St. Petrus dalam bacaan pertama, menunjukkan keberaniannya untuk bersaksi tentang kebangkitan Tuhan Yesus Kristus. Hal ini terjadi setelah pentekosta. Ia menceritakan kembali pengalamannya akan Yesus Kristus. Yesus sungguh-sungguh manusia sebab berasal dari keluarga manusia, keturunan Daud. Daud sendiri sudah berbicara tentang Yesus Kristus seperti ini: “Aku senantiasa memandang kepada Tuhan. Karena Ia berdiri di sebelah kananku, aku tidak goyah. Sebab itu hatiku bersukacita dan jiwaku bersorak-sorai, bahkan tubuhku akan diam dan tenteram. Sebab Engkau tidak menyerahkan aku kepada dunia orang mati, dan tidak membiarkan orang kudus-Mu melihat kebinasaan. Engkau memberitahukan kepadaku jalan-jalan kehidupan; Engkau akan melimpahi aku dengan sukacita di hadapan-Mu” (Kis 2: 25-28). Petrus menggunakan kata-kata dari Raja Daud untuk membuktikan bahwa Tuhan Yesus sungguh manusia yang hidup, menderita dan wafat. Namun Petrus juga menegaskan bahwa Yesus sungguh Allah. Jati diri sungguh Allah ini terbukti dalam melakukan mukjizat-mukjizat tertentu, Dia juga bangkit dari alam maut. Ini adalah mukjizat terbesar dari Tuhan Yesus Kristus.

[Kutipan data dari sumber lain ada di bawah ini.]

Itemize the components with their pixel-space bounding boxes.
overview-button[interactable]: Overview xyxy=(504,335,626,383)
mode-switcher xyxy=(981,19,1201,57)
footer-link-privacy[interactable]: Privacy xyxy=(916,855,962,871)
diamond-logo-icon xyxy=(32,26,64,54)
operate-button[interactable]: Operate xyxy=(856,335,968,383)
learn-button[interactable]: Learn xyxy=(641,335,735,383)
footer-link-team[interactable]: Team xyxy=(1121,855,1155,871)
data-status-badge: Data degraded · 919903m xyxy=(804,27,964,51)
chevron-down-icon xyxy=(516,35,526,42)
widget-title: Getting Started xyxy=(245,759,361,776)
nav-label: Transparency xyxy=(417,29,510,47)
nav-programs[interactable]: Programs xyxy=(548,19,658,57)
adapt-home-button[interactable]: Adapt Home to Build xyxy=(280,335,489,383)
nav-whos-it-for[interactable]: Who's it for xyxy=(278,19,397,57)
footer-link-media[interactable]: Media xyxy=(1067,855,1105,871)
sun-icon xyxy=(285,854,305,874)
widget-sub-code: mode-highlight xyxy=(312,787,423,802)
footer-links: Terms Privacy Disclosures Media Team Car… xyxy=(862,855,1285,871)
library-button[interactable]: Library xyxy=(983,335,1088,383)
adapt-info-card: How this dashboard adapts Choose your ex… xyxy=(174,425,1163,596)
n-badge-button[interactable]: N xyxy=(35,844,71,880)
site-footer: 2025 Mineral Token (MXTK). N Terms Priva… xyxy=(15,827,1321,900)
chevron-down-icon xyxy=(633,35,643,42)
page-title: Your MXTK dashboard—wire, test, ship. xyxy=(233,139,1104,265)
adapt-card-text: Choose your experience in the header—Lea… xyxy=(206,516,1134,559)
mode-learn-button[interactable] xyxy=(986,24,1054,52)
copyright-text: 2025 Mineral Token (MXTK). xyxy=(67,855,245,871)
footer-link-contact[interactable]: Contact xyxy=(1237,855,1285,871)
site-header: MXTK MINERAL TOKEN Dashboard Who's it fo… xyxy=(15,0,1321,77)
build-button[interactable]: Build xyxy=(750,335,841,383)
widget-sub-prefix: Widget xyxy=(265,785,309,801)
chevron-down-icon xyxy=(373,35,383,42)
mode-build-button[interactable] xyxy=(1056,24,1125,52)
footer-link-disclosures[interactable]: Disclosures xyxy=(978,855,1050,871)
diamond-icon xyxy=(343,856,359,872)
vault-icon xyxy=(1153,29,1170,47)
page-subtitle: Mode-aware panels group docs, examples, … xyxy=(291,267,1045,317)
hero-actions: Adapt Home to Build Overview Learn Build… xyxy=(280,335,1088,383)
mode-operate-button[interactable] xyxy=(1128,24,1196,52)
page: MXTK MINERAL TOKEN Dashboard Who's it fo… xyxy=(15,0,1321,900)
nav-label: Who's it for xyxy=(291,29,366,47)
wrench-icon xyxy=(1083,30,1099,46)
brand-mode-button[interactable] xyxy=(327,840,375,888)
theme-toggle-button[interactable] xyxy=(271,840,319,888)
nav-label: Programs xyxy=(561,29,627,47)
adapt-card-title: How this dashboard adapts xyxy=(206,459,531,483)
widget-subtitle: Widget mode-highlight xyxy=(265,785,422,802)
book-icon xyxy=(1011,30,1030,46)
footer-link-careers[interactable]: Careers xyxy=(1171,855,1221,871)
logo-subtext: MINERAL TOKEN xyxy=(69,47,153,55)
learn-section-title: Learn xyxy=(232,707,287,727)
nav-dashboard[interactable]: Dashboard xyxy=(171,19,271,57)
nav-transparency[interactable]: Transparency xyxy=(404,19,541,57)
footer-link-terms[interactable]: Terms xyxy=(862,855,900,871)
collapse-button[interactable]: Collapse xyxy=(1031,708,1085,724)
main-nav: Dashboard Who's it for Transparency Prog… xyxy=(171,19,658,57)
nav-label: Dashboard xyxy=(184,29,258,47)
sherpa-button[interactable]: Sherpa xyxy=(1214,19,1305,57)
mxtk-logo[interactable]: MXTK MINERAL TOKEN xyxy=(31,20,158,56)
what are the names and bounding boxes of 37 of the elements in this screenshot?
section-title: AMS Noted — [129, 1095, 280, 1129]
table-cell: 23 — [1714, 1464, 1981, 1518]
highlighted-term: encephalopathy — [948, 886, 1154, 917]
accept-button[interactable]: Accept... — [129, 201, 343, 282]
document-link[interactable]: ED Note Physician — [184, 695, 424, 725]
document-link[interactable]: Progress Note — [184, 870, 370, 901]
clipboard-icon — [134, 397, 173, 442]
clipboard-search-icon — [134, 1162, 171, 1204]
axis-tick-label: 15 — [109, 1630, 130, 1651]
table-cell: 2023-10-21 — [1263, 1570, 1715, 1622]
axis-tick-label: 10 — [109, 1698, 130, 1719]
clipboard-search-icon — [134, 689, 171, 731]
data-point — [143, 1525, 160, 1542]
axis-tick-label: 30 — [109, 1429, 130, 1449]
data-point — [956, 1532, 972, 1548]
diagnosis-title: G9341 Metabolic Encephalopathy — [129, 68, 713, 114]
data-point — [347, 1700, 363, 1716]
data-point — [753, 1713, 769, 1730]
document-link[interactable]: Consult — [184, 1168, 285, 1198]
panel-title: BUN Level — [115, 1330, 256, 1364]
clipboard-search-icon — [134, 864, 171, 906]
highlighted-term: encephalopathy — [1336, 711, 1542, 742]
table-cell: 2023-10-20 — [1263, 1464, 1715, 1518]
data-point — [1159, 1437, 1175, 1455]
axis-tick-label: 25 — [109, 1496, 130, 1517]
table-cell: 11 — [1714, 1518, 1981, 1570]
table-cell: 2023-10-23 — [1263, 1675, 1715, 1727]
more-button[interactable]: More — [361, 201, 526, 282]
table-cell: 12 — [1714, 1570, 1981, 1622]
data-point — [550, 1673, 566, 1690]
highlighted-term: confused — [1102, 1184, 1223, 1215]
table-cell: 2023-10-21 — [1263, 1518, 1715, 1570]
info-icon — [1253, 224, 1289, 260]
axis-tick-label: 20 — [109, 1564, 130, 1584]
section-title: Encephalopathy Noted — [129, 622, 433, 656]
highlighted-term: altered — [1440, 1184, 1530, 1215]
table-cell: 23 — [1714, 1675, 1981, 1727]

Pada hari ini kita bersyukur kepada Tuhan dan berdoa: “Jagalah Aku, ya Allah, sebab pada-Mu aku berlindung.” (Mzm 16:1). Tuhan sungguh-sungguh menjadi tempat perlindungan bagi kita semua. Mari kita mewartakan kebangkitan Tuhan Yesus Kristus dalam hidup kita yang nyata. Kita berani berkata: “Kami telah melihat Yesus”.